Estipulava anteriormente o art.º 815º £ 2º do Código Administrativo:
" Consideram-se contratos administrativos unicamente os contratos de empreitada e concessão de obras públicas, os de concessão de serviços públicos e os de fornecimento continuo e de prestação de serviços, celebrados entre a Administração e os particulares para fins de imediata utilidade pública".
Outros contratos, em casos contados, vieram a ser qualificados expressamente na lei como contratos administrativos - Esteves de Oliveira, " Direito Administrativo", I, ed. 1980, págs.639 e 640
Para Marcelo Caetano, in " Manual do Direito Administrativo", 10ª ed., 1973, págs. 587 e 588:
..."é contrato administrativo no Direito Português, o contrato celebrado entre a Administração e outra pessoa, - com o objecto de associar esta por curto período, ao desempenho regular de alguma atribuição administrativa, mediante prestação de coisas ou de serviços, a retribuir pela forma estipulada, e ficando reservado aos tribunais administrativos o conhecimento das contestações, entre as partes, relativas à validade, interpretação e execução das suas clausulas".
Acrescentando Freitas do Amaral, in " Curso de Direito Administrativo", vol.I, ed. 1986, pág. 134:
..." quando se diz na definição apresentada que o Direito Administrativo é formado pelas normas que regulam as relações estabelecidas, entre a Administração e os particulares, no desempenho da actividade administrativa de gestão pública, quer-se excluir do âmbito do Direito Administrativo todas as actividades de gestão privada da Administração"...

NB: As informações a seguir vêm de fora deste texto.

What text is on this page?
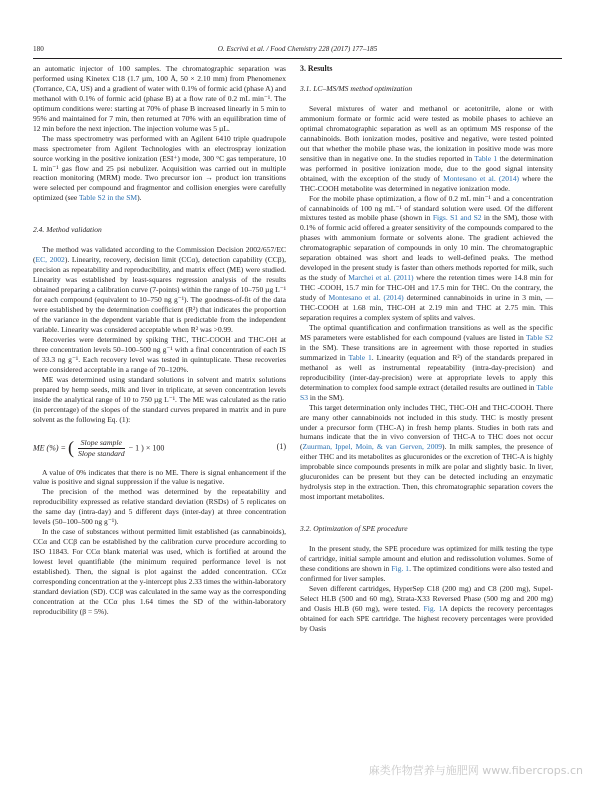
180	O. Escrivá et al. / Food Chemistry 228 (2017) 177–185

an automatic injector of 100 samples. The chromatographic separation was performed using Kinetex C18 (1.7 µm, 100 Å, 50 × 2.10 mm) from Phenomenex (Torrance, CA, US) and a gradient of water with 0.1% of formic acid (phase A) and methanol with 0.1% of formic acid (phase B) at a flow rate of 0.2 mL min⁻¹. The optimum conditions were: starting at 70% of phase B increased linearly in 5 min to 95% and maintained for 7 min, then returned at 70% with an equilibration time of 12 min before the next injection. The injection volume was 5 µL.

The mass spectrometry was performed with an Agilent 6410 triple quadrupole mass spectrometer from Agilent Technologies with an electrospray ionization source working in the positive ionization (ESI⁺) mode, 300 °C gas temperature, 10 L min⁻¹ gas flow and 25 psi nebulizer. Acquisition was carried out in multiple reaction monitoring (MRM) mode. Two precursor ion → product ion transitions were selected per compound and fragmentor and collision energies were carefully optimized (see Table S2 in the SM).

2.4. Method validation

The method was validated according to the Commission Decision 2002/657/EC (EC, 2002). Linearity, recovery, decision limit (CCα), detection capability (CCβ), precision as repeatability and reproducibility, and matrix effect (ME) were studied. Linearity was established by least-squares regression analysis of the results obtained preparing a calibration curve (7-points) within the range of 10–750 µg L⁻¹ for each compound (equivalent to 10–750 ng g⁻¹). The goodness-of-fit of the data were established by the determination coefficient (R²) that indicates the proportion of the variance in the dependent variable that is predictable from the independent variable. Linearity was considered acceptable when R² was >0.99.

Recoveries were determined by spiking THC, THC-COOH and THC-OH at three concentration levels 50–100–500 ng g⁻¹ with a final concentration of each IS of 33.3 ng g⁻¹. Each recovery level was tested in quintuplicate. These recoveries were considered acceptable in a range of 70–120%.

ME was determined using standard solutions in solvent and matrix solutions prepared by hemp seeds, milk and liver in triplicate, at seven concentration levels inside the analytical range of 10 to 750 µg L⁻¹. The ME was calculated as the ratio (in percentage) of the slopes of the standard curves prepared in matrix and in pure solvent as the following Eq. (1):

ME (%) = ( $\frac{\text{Slope sample}}{\text{Slope standard}} - 1$ ) × 100	(1)

A value of 0% indicates that there is no ME. There is signal enhancement if the value is positive and signal suppression if the value is negative.

The precision of the method was determined by the repeatability and reproducibility expressed as relative standard deviation (RSDs) of 5 replicates on the same day (intra-day) and 5 different days (inter-day) at three concentration levels (50–100–500 ng g⁻¹).

In the case of substances without permitted limit established (as cannabinoids), CCα and CCβ can be established by the calibration curve procedure according to ISO 11843. For CCα blank material was used, which is fortified at around the lowest level quantifiable (the minimum required performance level is not established). Then, the signal is plot against the added concentration. CCα corresponding concentration at the y-intercept plus 2.33 times the within-laboratory standard deviation (SD). CCβ was calculated in the same way as the corresponding concentration at the CCα plus 1.64 times the SD of the within-laboratory reproducibility (β = 5%).

3. Results
3.1. LC–MS/MS method optimization

Several mixtures of water and methanol or acetonitrile, alone or with ammonium formate or formic acid were tested as mobile phases to achieve an optimal chromatographic separation as well as an optimum MS response of the cannabinoids. Both ionization modes, positive and negative, were tested pointed out that whether the mobile phase was, the ionization in positive mode was more sensitive than in negative one. In the studies reported in Table 1 the determination was performed in positive ionization mode, due to the good signal intensity obtained, with the exception of the study of Montesano et al. (2014) where the THC-COOH metabolite was determined in negative ionization mode.

For the mobile phase optimization, a flow of 0.2 mL min⁻¹ and a concentration of cannabinoids of 100 ng mL⁻¹ of standard solution were used. Of the different mixtures tested as mobile phase (shown in Figs. S1 and S2 in the SM), those with 0.1% of formic acid offered a greater sensitivity of the compounds compared to the phases with ammonium formate or solvents alone. The gradient achieved the chromatographic separation of compounds in only 10 min. The chromatographic separation obtained was short and leads to well-defined peaks. The method developed in the present study is faster than others methods reported for milk, such as the study of Marchei et al. (2011) where the retention times were 14.8 min for THC -COOH, 15.7 min for THC-OH and 17.5 min for THC. On the contrary, the study of Montesano et al. (2014) determined cannabinoids in urine in 3 min, — THC-COOH at 1.68 min, THC-OH at 2.19 min and THC at 2.75 min. This separation requires a complex system of splits and valves.

The optimal quantification and confirmation transitions as well as the specific MS parameters were established for each compound (values are listed in Table S2 in the SM). These transitions are in agreement with those reported in studies summarized in Table 1. Linearity (equation and R²) of the standards prepared in methanol as well as instrumental repeatability (intra-day-precision) and reproducibility (inter-day-precision) were at appropriate levels to apply this determination to complex food sample extract (detailed results are outlined in Table S3 in the SM).

This target determination only includes THC, THC-OH and THC-COOH. There are many other cannabinoids not included in this study. THC is mostly present under a precursor form (THC-A) in fresh hemp plants. Studies in both rats and humans indicate that the in vivo conversion of THC-A to THC does not occur (Zuurman, Ippel, Moin, & van Gerven, 2009). In milk samples, the presence of either THC and its metabolites as glucuronides or the excretion of THC-A is highly improbable since compounds presents in milk are polar and slightly basic. In liver, glucuronides can be present but they can be detected including an enzymatic hydrolysis step in the extraction. Then, this chromatographic separation covers the most important metabolites.

3.2. Optimization of SPE procedure

In the present study, the SPE procedure was optimized for milk testing the type of cartridge, initial sample amount and elution and redissolution volumes. Some of these conditions are shown in Fig. 1. The optimized conditions were also tested and confirmed for liver samples.

Seven different cartridges, HyperSep C18 (200 mg) and C8 (200 mg), Supel-Select HLB (500 and 60 mg), Strata-X33 Reversed Phase (500 mg and 200 mg) and Oasis HLB (60 mg), were tested. Fig. 1A depicts the recovery percentages obtained for each SPE cartridge. The highest recovery percentages were provided by Oasis

麻类作物营养与施肥网 www.fibercrops.cn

Na definição de contrato administrativo de Sérvulo Correia, in " Dicionário jurídico da Administração Pública", vol. III, ed. 1990, pág. 54 e segs., será:
"Contrato celebrado entre a Administração e outra pessoa, com o objecto de associar esta, por certo período, ao desempenho regular de alguma
atribuição administrativa, mediante prestação de coisas ou de serviços, a retribuir pela forma que for estipulada"...
Para o Código do Procedimento Administrativo, republicado com o D.L. 6/96 de 31/1 - art.º 178º:
"1 - Diz-se contrato administrativo o acordo de vontades pelo qual é constituída, modificada ou extinta uma relação jurídica administrativa.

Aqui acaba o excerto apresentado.